Herkesin hayalidir, "bir gün işten ayrılıp kahvaltıcı açmak".
İstanbul'da veya güneyde bir sahil kentinde.
Mekan şirin ve samimi olmalı. Müşteri kendi evinde kahvaltı ediyormuş gibi hissetmeli.
İşte o hayali ben de içimde yaşatıyorum. Bir gün diye diye..
Singapur'da Mandarin Gallery AVM'si içindeki Wild Honey'i görünce çok heyecanlandım. Tam istediğim gibiydi her şey. Hayalimdeki kahvaltıcı...
Wild Honey sabah 9'dan akşam 9'a kadar tüm gün kahvaltı sunan bir mekan. Dünya mutfaklarına ait kahvaltı tabaklarını sunuyorlar. Keşke menülerinde Türk mutfağının kahvaltı tabağı olsa!! Çok şey kaçırdıklarının farkında değiller.
Sadece kahvaltı tabağı değil, salata veya sandviç satışı da mevcut.
Tam girişinde şirin bir el yazısıyla beklemenizi söyleyen bir karatahta konulmuş. Biz de beklemeye başladık. Çok kısa bir süre içinde garsonumuz güleryüzle gelip bize masamızı gösterdi ve siparişimizi vermek için tezgaha gitmemizi söyledi.
İlginç bir sistemleri var. Self-servis değil ama sipariş için tezgahın oraya gitmeniz gerekiyor. Ödemenizi yapıp tekrar masanıza geri dönüp yemeğinizi bekliyorsunuz.
Mekana girerken tezgahına ilk görüşte aşık olmuştum zaten. Yumuşak renklerdeki canlı çiçeklerle bezenmiş cıvıl cıvıl bir mutfağın tezgahı gibiydi sanki.
Tezgah arkasındaki duvara asılı karatahtalar üstüne renkli tebeşirlerle menüsü yazılmış. Bir yandan menüye odaklanmaya çalışırken bir yandan da raflardaki cam kavanoz içinde kurabiyelere gözüm kayıyor. Yan yana dizilmiş, içinde "gel beni ye" diyen göz alıcı pastalara sahip cam kapaklı kek standlardan bahsetmiyorum bile!
Wild Honey, kararsız müşterilerini de düşünmüş. Kahvaltı tabaklarının resimlerini ve açıklamalarını Ipad'e koymuş. Bu uygulama Türkiye'de de olsa çok güzel olabilirdi. Eminim verdiği siparişin neye benzediğini görmek isteyen çok insan vardır.

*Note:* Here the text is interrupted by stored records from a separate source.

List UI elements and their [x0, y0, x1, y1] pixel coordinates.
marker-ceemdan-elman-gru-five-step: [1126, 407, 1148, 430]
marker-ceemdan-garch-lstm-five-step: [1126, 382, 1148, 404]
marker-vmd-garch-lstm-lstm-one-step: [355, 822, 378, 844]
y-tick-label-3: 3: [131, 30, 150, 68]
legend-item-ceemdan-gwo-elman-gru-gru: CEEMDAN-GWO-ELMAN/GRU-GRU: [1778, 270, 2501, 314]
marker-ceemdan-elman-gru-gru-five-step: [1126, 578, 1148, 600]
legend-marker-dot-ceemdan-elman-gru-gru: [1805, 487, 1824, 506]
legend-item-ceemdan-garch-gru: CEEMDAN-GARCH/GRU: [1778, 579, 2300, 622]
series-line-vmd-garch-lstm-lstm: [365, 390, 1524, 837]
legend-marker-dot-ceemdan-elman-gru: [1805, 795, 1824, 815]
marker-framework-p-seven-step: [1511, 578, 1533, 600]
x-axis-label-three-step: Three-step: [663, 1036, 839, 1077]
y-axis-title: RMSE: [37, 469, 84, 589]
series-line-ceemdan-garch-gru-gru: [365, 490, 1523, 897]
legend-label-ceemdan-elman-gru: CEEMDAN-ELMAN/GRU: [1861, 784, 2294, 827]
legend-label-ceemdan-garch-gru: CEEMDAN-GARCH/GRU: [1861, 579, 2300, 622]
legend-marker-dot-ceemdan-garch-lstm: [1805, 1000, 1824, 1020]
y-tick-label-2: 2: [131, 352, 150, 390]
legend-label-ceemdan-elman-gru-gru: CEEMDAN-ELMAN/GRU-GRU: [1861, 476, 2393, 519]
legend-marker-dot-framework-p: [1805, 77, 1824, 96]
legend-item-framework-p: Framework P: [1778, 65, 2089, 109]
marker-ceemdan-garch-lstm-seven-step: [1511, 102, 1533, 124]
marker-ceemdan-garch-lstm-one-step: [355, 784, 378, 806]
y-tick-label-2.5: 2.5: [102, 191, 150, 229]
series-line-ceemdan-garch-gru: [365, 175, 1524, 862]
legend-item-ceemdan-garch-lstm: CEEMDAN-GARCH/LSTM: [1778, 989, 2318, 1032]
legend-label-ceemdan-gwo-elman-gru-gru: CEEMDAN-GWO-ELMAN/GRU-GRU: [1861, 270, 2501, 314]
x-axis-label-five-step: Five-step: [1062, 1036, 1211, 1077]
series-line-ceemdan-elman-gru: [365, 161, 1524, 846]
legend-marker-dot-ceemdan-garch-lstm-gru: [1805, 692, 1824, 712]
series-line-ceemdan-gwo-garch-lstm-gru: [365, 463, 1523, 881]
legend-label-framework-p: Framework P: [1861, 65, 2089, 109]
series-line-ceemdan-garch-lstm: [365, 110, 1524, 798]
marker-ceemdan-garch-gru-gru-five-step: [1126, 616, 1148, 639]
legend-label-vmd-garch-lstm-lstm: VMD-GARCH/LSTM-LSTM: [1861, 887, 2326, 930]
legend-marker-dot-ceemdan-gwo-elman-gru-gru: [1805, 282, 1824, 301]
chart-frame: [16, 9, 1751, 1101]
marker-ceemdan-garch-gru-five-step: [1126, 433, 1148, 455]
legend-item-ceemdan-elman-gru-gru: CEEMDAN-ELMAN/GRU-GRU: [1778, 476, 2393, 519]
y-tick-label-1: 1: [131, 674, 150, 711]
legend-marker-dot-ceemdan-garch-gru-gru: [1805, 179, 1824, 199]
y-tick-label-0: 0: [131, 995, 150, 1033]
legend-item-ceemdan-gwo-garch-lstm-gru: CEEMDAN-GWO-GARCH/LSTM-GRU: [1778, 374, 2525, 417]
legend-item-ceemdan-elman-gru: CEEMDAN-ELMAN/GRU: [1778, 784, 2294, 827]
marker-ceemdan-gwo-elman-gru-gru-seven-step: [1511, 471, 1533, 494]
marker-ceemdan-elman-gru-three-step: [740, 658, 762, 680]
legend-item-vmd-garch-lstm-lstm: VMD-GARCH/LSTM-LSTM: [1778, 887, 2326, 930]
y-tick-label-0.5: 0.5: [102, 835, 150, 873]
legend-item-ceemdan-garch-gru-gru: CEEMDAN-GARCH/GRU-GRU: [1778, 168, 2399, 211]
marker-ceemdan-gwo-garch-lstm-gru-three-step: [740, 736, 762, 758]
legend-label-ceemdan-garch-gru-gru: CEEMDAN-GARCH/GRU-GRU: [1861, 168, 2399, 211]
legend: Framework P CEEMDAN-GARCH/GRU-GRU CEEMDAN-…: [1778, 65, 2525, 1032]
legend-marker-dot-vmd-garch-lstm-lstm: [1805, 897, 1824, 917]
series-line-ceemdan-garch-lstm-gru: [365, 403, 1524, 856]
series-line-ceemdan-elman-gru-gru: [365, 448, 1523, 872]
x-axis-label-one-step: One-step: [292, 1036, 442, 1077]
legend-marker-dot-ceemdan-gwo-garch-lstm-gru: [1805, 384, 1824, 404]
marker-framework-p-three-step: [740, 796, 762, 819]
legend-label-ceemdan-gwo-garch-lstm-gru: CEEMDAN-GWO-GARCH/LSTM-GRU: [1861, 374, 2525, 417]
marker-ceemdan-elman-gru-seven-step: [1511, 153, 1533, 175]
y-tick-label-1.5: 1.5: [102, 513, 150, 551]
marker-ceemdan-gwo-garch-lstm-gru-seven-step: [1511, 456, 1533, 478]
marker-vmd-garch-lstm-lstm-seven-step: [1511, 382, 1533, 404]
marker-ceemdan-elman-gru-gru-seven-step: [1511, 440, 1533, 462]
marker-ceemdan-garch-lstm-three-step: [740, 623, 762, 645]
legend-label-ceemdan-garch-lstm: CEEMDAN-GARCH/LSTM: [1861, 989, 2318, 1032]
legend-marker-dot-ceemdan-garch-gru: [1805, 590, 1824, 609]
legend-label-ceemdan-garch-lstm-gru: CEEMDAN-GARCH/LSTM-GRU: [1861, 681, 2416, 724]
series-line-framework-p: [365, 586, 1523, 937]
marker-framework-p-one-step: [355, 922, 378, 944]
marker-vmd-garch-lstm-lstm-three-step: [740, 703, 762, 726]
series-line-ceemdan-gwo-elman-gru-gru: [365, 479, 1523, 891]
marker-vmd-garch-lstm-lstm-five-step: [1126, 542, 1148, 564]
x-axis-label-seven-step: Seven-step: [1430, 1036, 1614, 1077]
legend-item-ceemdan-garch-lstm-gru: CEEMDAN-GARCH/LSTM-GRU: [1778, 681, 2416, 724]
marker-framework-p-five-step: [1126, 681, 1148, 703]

Ödememizi yapıp fişimizi alıp tekrar masaya geri döndük.
Masaya getirdikleri kumaş peçeteliğin desenine bayıldım. Ama tabi kağıt ile ağzımı silmeye çok alışmışım, kumaş olunca bi yadırgıyorum.
Yemekten önce gelen kahvemin üstündeki kalp ise çok şirin. Kahvenin tadı tam istediğim gibi yumuşak içimlik. Ekstradan süt istememe gerek kalmadı.
Kahvenin yanında gelen küp şekerlerin sunuş şekli çok tatlı geldi bana. Ortada esmer şekerler, etrafında beyaz şekerler...
Gelelim yemeklerin lezzetine. Menüden Italian (19 Singapur $) ve Sweet Morning (19 Singapur $) sipariş etmiştik.
Italian, domatesli ve fontina peynirli omlet üstünde bolca rokayla tava içinde sunuluyor. Masaya geldiğinde sıcaklığını koruyordu. Omlet bayağı kalın ve yumurtadan daha çok peynirin tadını aldım. Fontina Peyniri tam yağlı inek peynirinden yapılıyor. Omlet için çok ağır bir seçim olmuş. Tadı resmen omleti öldürmüş.
Sweet Morning, kahvaltıda "sadece tatlı" yemeyi tercih etmeyen biz Türkler için çok tercih edilesi değil. Mango ile doldurulmuş Fransız tostunun üzeri pudra şekeri ile süslenmiş. Yanında 3 farklı tat var; bal, vanilyalı tereyağ ve kırmızı yaban mersini sosu. Omletten sonra tatlı niyetine yediğim bu kekimsi tadın yanında keşke nutella olsaymış dedim. Çünkü bana yeteri kadar tatlı gelmedi. Ne sürersem süreyim, ne tuzlu ne tatlı hissiyatı veremedi bana.
Tabii yemek yerken etrafı da bol bol inceledim. Mekanın mottosuna uygun özenle döşenmiş her şey: "No place like home" (Ev gibisi yok). Müşterisine pazar kahvaltısı ediyormuş gibi hissettirmek isteyen mekan gazete/dergi köşesi yaratmış. Çok hoşuma gitti.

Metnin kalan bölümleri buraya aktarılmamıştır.